Um. Death duties are for the living. The recently-dead can be taxed no more.
serial renovators who flick a single one off every couple of years.
Who don't pay taxes, mind.
The psychology of it is a little puzzling to me I confess. People say you throw your money away if you give it to a landlord - what, as opposed to a bank? In the end we bought at a time when the balance of our savings, average rents and house prices meant our repayments were on a par with what we would have spent on rent. If they are, buy, if they're not, rent and save. I refuse to think it's actually possible to time the market unless you are loaded.
In the end we bought at a time when the balance of our savings, average rents and house prices meant our repayments were on a par with what we would have spent on rent.
It's true that the bank makes a fine profit out of lending you the money, but getting the mortgage paid off is the aim. X years of paying rent: money gone. X years of paying mortgage: money gone, but you own the house. Yay!
People say you throw your money away if you give it to a landlord – what, as opposed to a bank?
Well, when you give it to the bank you are buying back a little more of an asset that will, very likely, appreciate in value. If you give it to a landlord, you’re helping them buy back a little more of an asset that will, very likely, appreciate in value.
That said, if renting keeps your outgoings lower than they would be with owning, and you’re smart with how you use the difference, you can end up with a large cash surplus that gives you significant flexibility in your accommodation arrangements in later life.

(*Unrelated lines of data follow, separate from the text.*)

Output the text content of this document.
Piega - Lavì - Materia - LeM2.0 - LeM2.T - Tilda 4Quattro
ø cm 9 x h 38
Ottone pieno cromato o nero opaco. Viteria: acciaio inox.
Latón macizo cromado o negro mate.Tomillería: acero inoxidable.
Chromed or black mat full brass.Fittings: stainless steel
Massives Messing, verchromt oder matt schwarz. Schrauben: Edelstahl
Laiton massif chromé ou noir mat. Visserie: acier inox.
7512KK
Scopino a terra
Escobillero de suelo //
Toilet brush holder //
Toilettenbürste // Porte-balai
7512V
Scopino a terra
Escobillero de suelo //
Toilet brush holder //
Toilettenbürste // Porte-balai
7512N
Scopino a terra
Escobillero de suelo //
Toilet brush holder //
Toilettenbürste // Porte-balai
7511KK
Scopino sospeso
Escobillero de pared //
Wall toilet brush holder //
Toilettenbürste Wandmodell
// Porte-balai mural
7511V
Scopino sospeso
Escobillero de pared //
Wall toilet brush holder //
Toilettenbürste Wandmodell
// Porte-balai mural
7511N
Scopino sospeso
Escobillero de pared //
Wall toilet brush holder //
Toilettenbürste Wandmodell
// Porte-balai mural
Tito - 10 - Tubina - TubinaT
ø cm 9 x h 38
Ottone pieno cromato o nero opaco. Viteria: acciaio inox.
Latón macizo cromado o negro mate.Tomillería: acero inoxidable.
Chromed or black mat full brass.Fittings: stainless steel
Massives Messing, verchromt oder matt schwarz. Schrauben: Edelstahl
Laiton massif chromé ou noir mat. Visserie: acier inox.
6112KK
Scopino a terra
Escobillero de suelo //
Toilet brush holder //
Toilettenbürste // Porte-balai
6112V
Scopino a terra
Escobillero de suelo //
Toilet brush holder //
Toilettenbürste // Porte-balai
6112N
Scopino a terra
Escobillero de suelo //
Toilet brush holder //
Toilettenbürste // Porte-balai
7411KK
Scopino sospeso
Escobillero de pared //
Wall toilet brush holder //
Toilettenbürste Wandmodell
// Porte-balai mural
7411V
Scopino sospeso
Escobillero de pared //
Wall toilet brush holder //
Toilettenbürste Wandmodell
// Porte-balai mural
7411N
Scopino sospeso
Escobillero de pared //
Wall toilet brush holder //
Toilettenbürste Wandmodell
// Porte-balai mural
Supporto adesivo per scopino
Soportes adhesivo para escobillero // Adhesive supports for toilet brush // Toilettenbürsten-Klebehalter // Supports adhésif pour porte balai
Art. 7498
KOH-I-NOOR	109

That’s the thing that people don’t quite see. If you rent for less than a mortgage but you consume the difference, then you’re worse-off because you have nothing to show for it. But if you invest the difference wisely you still end up with an asset, albeit with less capital in-flow to the value of the difference between your total mortgage repayment and your rent payment.
X years of paying rent: money gone. X years of paying mortgage: money gone, but you own the house. Yay!
That's only if you don't separate interest payments from the principal. The rent is like an interest payment - it goes to the landlord, or the bank, and stays with them, and you get absolutely nothing in return, except the privilege of occupying a dwelling that you don't own. If you're paying a lot more in interest than you would in rent over a long period of time, then on average you'd be better off renting. With the money you save and what you don't spend in principal repayments, after X years you still buy a house. (This is based on the fact that historically house prices have risen only marginally above inflation. We've just been through a bubble so it's easy to get enthusiastic about capital gains.)